2013 — 2 September: Monday
Last time I heard the Schubert Piano Trio #2 in Eb played on the steam wireless it nearly drove me nuts1 as I scurried around trying to track it down. Earlier this morning I recognised it immediately and simply enjoyed it "in the moment". Progress of a sort, I feel.
In other progress, the errant title has been found and corrected.
Adkins, Patrick H. - Master of the Fearfull Dephts
As my chum put it: a double whammy. Now I must away quickly on a hunter / gatherer run as I (potentially) have a lunch rendezvous to travel to, too. And the present state of Mother Hubbard's cupboard is nothing to write home about.
I suppose it's...
... vaguely reassuring to know that, should I ever suffer an emergency in the Waitrose car park, my smartphone (assuming I'd remembered to stick it in my pocket) would have all five bars of signal to help it summon help. In fact, it's nice to know that its display works "all the way up to five" — it certainly doesn't down here in Technology Towers. Oh well, ever onward.
Is it time for "lemonses" yet? [Pause] Patrick Gale is the morning guest on "Essential Classics", I recall last time I heard him four years ago I noted then the only book I have by him, a nice little biography of Armistead Maupin mentioned on today's BBC web page.
Somewhat to my bemusement...
... I have correctly diagnosed my neighbour Pauline's latest batch of email woes. She's using a different email client programme this time, but it was still a similar problem to the last time she came a'knockin'. I was able to prove — by sending myself an email from her system, then nipping back here to reply to it, then examining the System Failure notification I promptly invoked — that her continued disinclination to clean out any deleted emails, let alone keep any retained emails in a set of subfolders (all of which simple actions, I fear, I recall advising last time this happened) had caused her Inbox to fill up, and stop receiving any further email.
Still, I now feel as if I've performed all my IT support duties for the day (if not the year) and can patiently resume waiting for a text or call on my signally-challenged mobile to tell me whether or not today's tentative lunch rendezvous is actually "on".
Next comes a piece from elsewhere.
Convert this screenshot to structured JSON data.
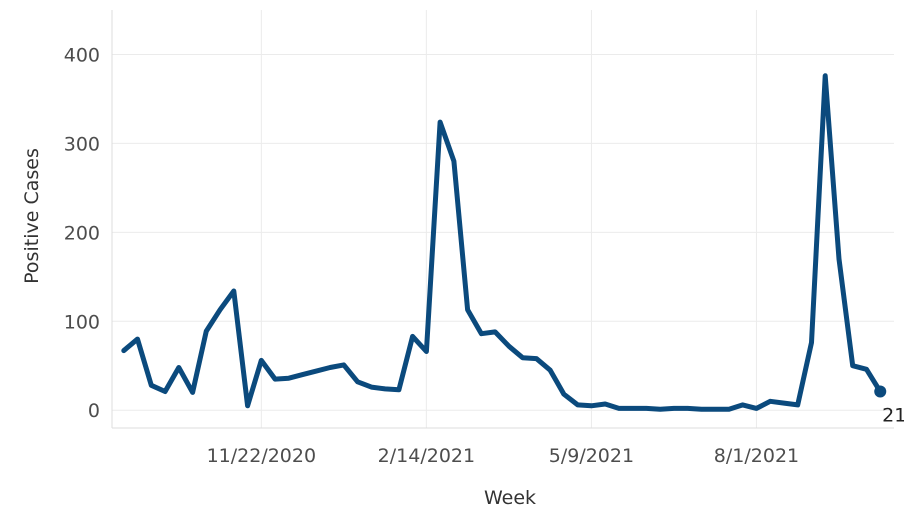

That decision rests in the hands of my friends' medicos, alas, down in Soton but I'm keeping my fingers crossed. Which makes typing rather tricky.
And here I am...
... in the middle of a gloriously sunny afternoon, following a very pleasant meal and catch-up natter at that old stalwart "The White Horse" over in Ampfield. What's next, I wonder? A cuppa, I suspect. I am left pondering their advice to watch the new Star Trek, though my enthusiasm for that particular franchise is a little lower, to be honest.
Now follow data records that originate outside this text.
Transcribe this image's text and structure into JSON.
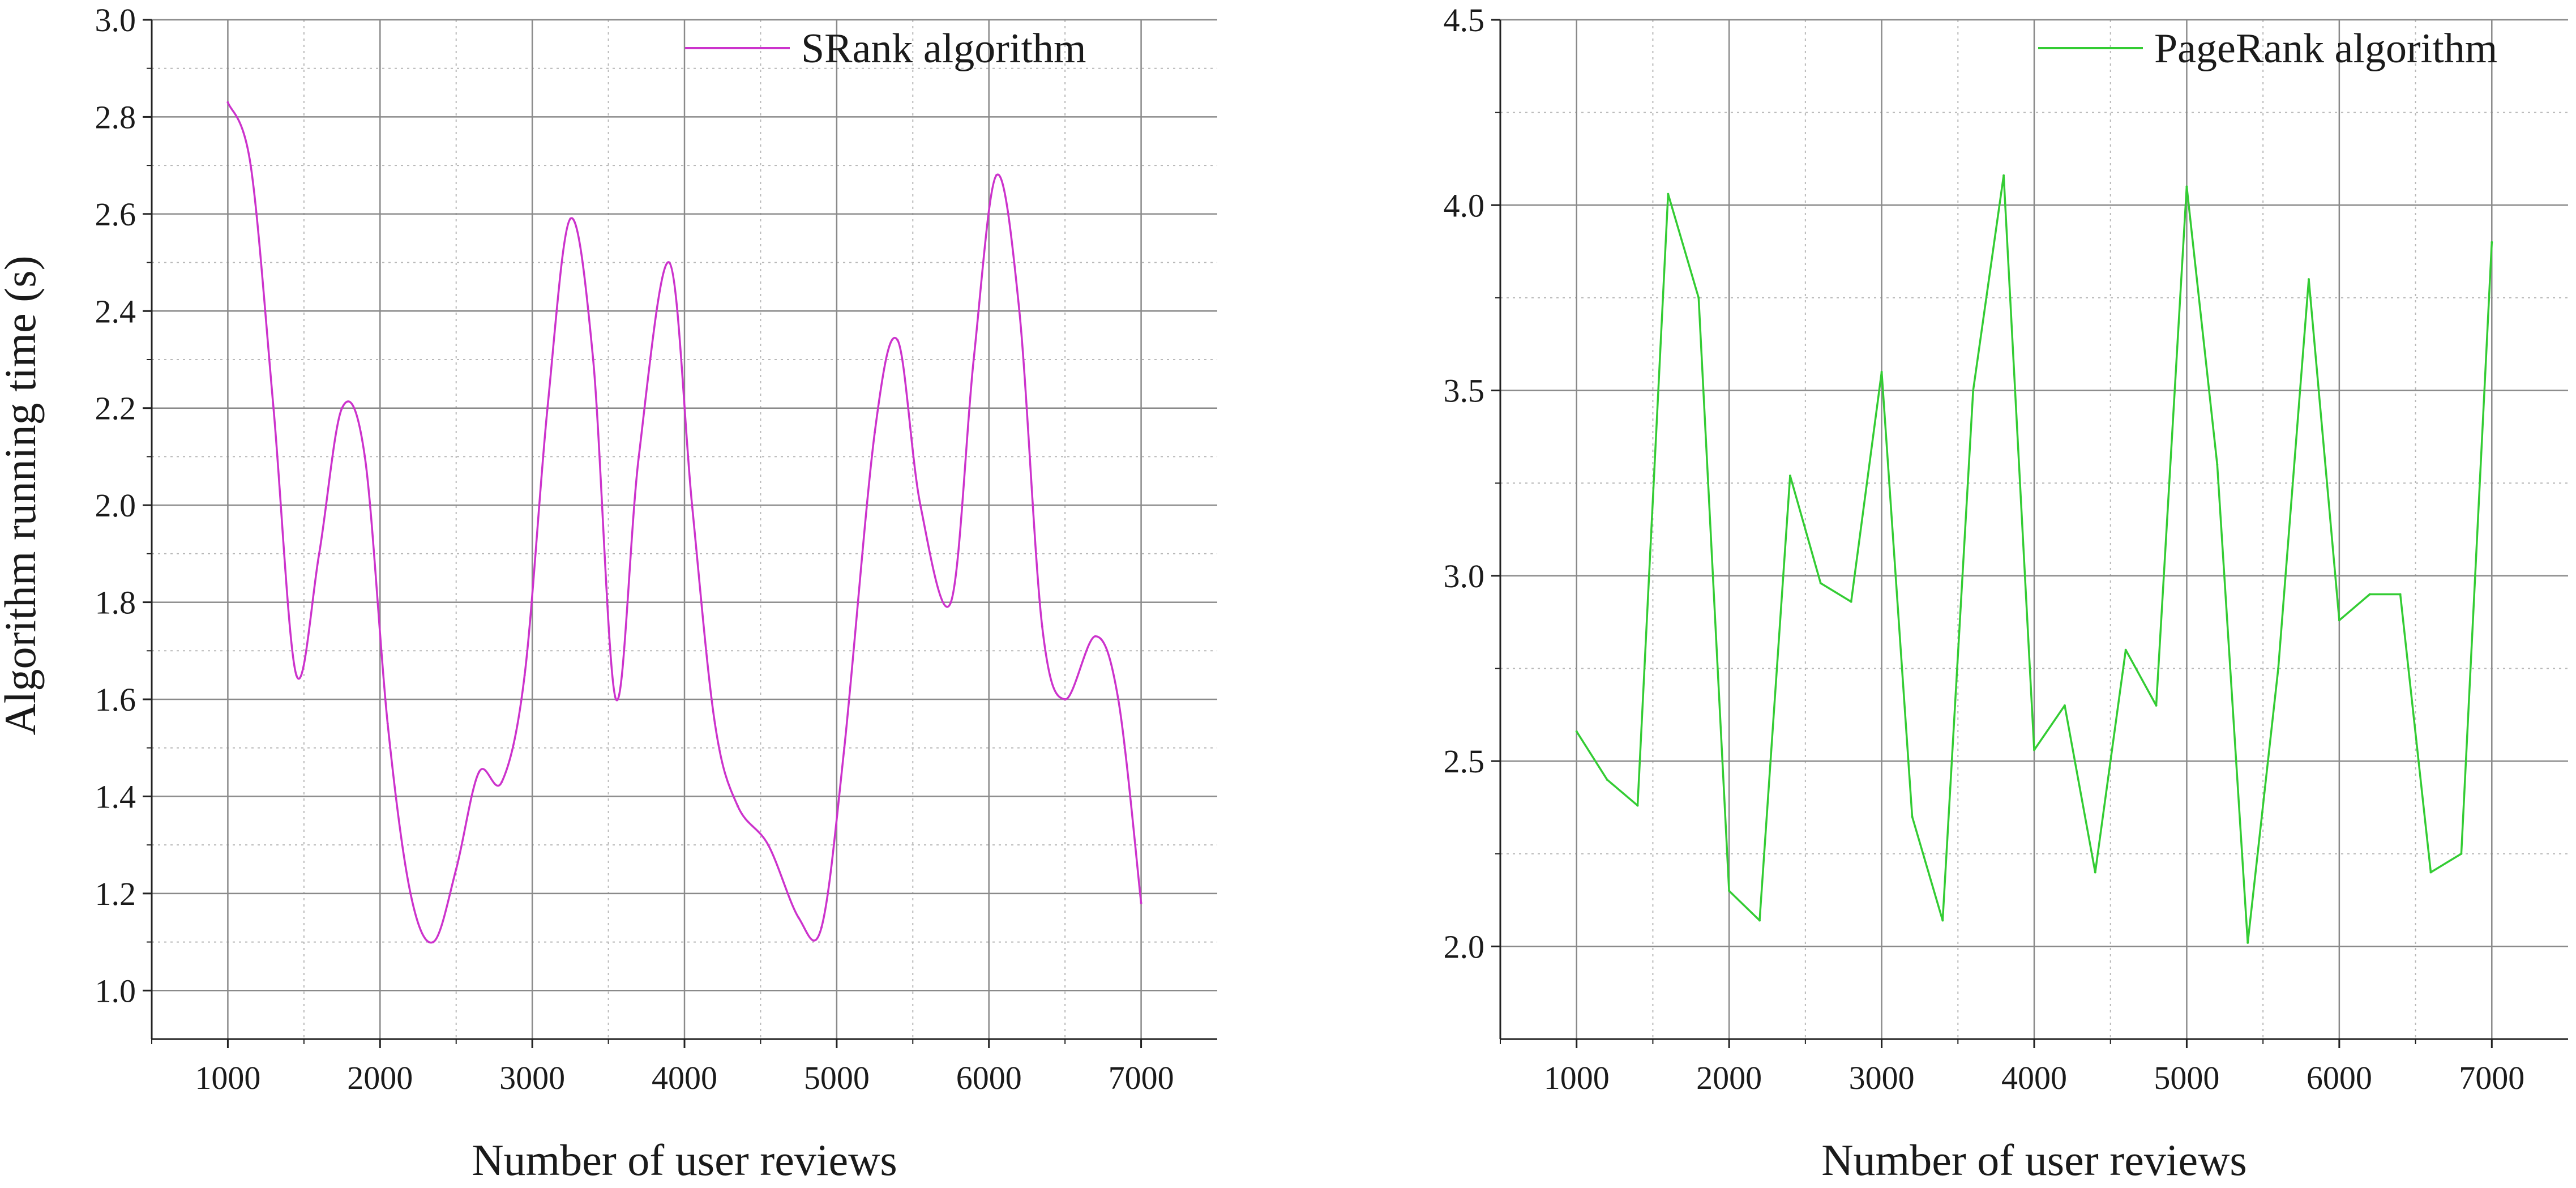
{
  "chart_data": [
    {
      "type": "line",
      "xlabel": "Number of user reviews",
      "ylabel": "Algorithm running time (s)",
      "xlim": [
        500,
        7500
      ],
      "ylim": [
        0.9,
        3.0
      ],
      "xticks": [
        1000,
        2000,
        3000,
        4000,
        5000,
        6000,
        7000
      ],
      "yticks": [
        1.0,
        1.2,
        1.4,
        1.6,
        1.8,
        2.0,
        2.2,
        2.4,
        2.6,
        2.8,
        3.0
      ],
      "ytick_labels": [
        "1.0",
        "1.2",
        "1.4",
        "1.6",
        "1.8",
        "2.0",
        "2.2",
        "2.4",
        "2.6",
        "2.8",
        "3.0"
      ],
      "grid": true,
      "legend_position": "top-right",
      "smooth": true,
      "series": [
        {
          "name": "SRank algorithm",
          "color": "#cc33cc",
          "x": [
            1000,
            1150,
            1300,
            1450,
            1600,
            1750,
            1900,
            2050,
            2200,
            2350,
            2500,
            2650,
            2800,
            2950,
            3100,
            3250,
            3400,
            3550,
            3700,
            3900,
            4050,
            4200,
            4350,
            4550,
            4750,
            4900,
            5050,
            5250,
            5400,
            5550,
            5750,
            5900,
            6050,
            6200,
            6350,
            6500,
            6700,
            6850,
            7000
          ],
          "y": [
            2.83,
            2.7,
            2.2,
            1.65,
            1.9,
            2.2,
            2.1,
            1.55,
            1.2,
            1.1,
            1.25,
            1.45,
            1.43,
            1.65,
            2.2,
            2.59,
            2.3,
            1.6,
            2.1,
            2.5,
            2.0,
            1.55,
            1.38,
            1.3,
            1.15,
            1.13,
            1.5,
            2.15,
            2.34,
            2.0,
            1.8,
            2.3,
            2.68,
            2.4,
            1.75,
            1.6,
            1.73,
            1.6,
            1.18
          ]
        }
      ]
    },
    {
      "type": "line",
      "xlabel": "Number of user reviews",
      "ylabel": "",
      "xlim": [
        500,
        7500
      ],
      "ylim": [
        1.75,
        4.5
      ],
      "xticks": [
        1000,
        2000,
        3000,
        4000,
        5000,
        6000,
        7000
      ],
      "yticks": [
        2.0,
        2.5,
        3.0,
        3.5,
        4.0,
        4.5
      ],
      "ytick_labels": [
        "2.0",
        "2.5",
        "3.0",
        "3.5",
        "4.0",
        "4.5"
      ],
      "grid": true,
      "legend_position": "top-right",
      "smooth": false,
      "series": [
        {
          "name": "PageRank algorithm",
          "color": "#33cc33",
          "x": [
            1000,
            1200,
            1400,
            1600,
            1800,
            2000,
            2200,
            2400,
            2600,
            2800,
            3000,
            3200,
            3400,
            3600,
            3800,
            4000,
            4200,
            4400,
            4600,
            4800,
            5000,
            5200,
            5400,
            5600,
            5800,
            6000,
            6200,
            6400,
            6600,
            6800,
            7000
          ],
          "y": [
            2.58,
            2.45,
            2.38,
            4.03,
            3.75,
            2.15,
            2.07,
            3.27,
            2.98,
            2.93,
            3.55,
            2.35,
            2.07,
            3.5,
            4.08,
            2.53,
            2.65,
            2.2,
            2.8,
            2.65,
            4.05,
            3.3,
            2.01,
            2.75,
            3.8,
            2.88,
            2.95,
            2.95,
            2.2,
            2.25,
            3.9
          ]
        }
      ]
    }
  ]
}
My next excitement? Tomorrow's dental repairs. I can wait.
I've noticed throughout...
... my life that financial institutions have always had at least one trait in common: ruthless rapacity.2 Exemplified this afternoon by the offer I've just cyberspatially received (and promptly 'torn up') from the credit cards administered by an outfit trading under the innocuous initials "mbna". Being desperate to flatter me and get me to spend my perpetually and persistently non-existent money they want my debt (I have none) in the shape of zero interest balance transfers from other cards (my balances remain zero) or by transferring "money" conjured up out of thin air (that is, debt) directly into my current account.
Where were all these zero interest loans and what-have-you while I was clearing the mortgage? How long will it take for people to realise just how broken the whole stinking system remains?
Sad to see...
... that the Ansible newsletter this month has a (too) long list of obits, dammit, including John Boyd and Douglas R Mason.
Happy to see...
... that being over 60 years old actually produces a minor-league fuel cost benefit with my gas / electricity supplier, though their online tariff selection and switching process could well have been carefully-designed to confuse the, erm, over 60s client base.